神奈川県には来ないでください。代わりに -緊急事態宣言40日目-


「神奈川県には来ないでください!」

ゴールデンウィークにラジオから流れる神奈川県の黒岩知事のアナウンスに衝撃を受けて、「まじでSFの世界だわ」と思って顔をしかめていた。

神奈川の観光名所を連ねたあとに「神奈川県には来ないでください!」と言われるのはなかなか貴重でシュールだった。

39県で宣言解除して初めて迎えた日曜日に湘南で交通量が増えたという記事もあった。車で移動してサーフィンするぐらいならジョギングと変わらないよなあと思いながらもどかしい思いを抱えている。

 

 

そんな、ちょっと世の中が緩んだ日曜日。先日、The  ZombiesのOdessay & Oracleを聴いて、アルバム一枚をフルで聴くことを久しくしていなかったけれど、つくづくおもしろいなあと思い、次は曲をつまみ食いでしか聴いてこなかったアジカンのアルバムを一枚聴いてみようということで、親友Kに「サーフ ブンガク カマクラ」をレコメンドしてもらった。

 

 

サーフ ブンガク カマクラ

サーフ ブンガク カマクラ

 

 


江ノ電の駅名がそのまま全ての曲名に名付けられているというアルバムで、江ノ電に乗っている情景が思い浮かぶというアルバムらしい。

 


実際、アルバム自体は35分ぐらいの長さなので、聴きやすくて、一曲一曲の楽しみと、アルバムの流れで映えてくる曲の良さもあって、歌詞を見ながら、夢中になりながら、アルバム一枚を聴き切った。

 


曲単位で好きな曲は、「鵠沼サーフ」かなあ。アジカンの「元気65%」ぐらいの、テンション上げ過ぎないロックチューンはとても聴きやすくて、テンションがハマる場面が多いので、聴きたくなることが多い。

 


曲名に江ノ電の駅名が全て付けられているものの、曲ごとのテンションはそれぞれ違い、青い空と海を見せられたり、好きな人の横顔に会わせてくれたり、夕暮れのノスタルジーを思わせてくれたり、江ノ電周辺をアジカンとデートしているような気持ちになる。

 


全10曲入りの9曲目は「由比ヶ浜カイト」

圧倒的にクライマックスの感動が芽生えてくる。
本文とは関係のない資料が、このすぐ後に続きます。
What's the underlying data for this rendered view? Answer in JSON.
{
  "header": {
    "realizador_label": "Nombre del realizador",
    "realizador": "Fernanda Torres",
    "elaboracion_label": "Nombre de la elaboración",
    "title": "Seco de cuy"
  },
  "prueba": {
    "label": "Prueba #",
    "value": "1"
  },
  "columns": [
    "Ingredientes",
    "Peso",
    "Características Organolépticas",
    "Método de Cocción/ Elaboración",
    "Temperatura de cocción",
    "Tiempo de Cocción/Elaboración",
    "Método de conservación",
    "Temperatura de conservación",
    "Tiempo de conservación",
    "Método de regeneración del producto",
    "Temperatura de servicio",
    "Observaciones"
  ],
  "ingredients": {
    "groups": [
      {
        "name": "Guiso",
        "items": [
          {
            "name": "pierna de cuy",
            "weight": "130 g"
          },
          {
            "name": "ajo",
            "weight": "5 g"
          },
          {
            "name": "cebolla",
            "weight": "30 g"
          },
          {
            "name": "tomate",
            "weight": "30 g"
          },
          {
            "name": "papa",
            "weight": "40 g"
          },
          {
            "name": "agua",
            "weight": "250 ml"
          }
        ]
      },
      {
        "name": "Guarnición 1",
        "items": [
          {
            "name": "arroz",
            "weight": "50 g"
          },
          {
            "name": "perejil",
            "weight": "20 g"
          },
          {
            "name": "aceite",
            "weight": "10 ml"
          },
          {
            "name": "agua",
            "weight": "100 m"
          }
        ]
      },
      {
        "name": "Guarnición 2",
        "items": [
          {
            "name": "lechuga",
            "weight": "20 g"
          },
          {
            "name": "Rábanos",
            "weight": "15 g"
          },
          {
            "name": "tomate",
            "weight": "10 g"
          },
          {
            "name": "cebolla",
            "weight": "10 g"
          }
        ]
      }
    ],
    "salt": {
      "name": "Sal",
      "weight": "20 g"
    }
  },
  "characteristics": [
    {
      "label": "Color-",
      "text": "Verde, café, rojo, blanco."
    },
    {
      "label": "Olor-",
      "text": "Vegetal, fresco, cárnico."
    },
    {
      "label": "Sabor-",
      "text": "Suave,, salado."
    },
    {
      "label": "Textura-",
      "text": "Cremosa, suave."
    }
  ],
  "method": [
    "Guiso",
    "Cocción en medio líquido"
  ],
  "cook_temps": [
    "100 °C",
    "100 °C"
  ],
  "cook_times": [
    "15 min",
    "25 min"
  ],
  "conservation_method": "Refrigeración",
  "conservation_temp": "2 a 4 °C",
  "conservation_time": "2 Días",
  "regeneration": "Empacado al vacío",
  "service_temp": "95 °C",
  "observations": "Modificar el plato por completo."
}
盛り上がりのなかの寂しさを感じて、9曲目だけど、最後の一曲みたいに感じていた。

 


それでも、10曲目の「鎌倉グッドバイ」を聴いて、「ああ、これがエンドロールなんだなぁ」と感じた。夜の鎌倉で、手を振り、非日常と日常の狭間を噛み締めるようにそれぞれの方向に歩いていく人たちの姿が浮かんできた。

誰かと会っていて、別れて1人になった帰り道の切なさを感じる最後の1曲だった。

 


江ノ島周辺でたくさんのすてきな景色を見る1日を過ごして、また会いたいと願う9曲目が本編のクライマックスで、1人になった10曲目はエンドロールような聴こえ方だった。

 


神奈川に遊びに行けなくても、アジカンと湘南デートをするという胸キュン体験だったら、おうちでもできるんだから、黒岩知事には「神奈川県には来ないでください。代わりに『サーフ ブンガク カマクラ』でアジカンとの湘南デートを楽しみ、神奈川へのラブやエネルギーを溜めておいてください」って言えばいいんじゃないっすか?ということを提案したい。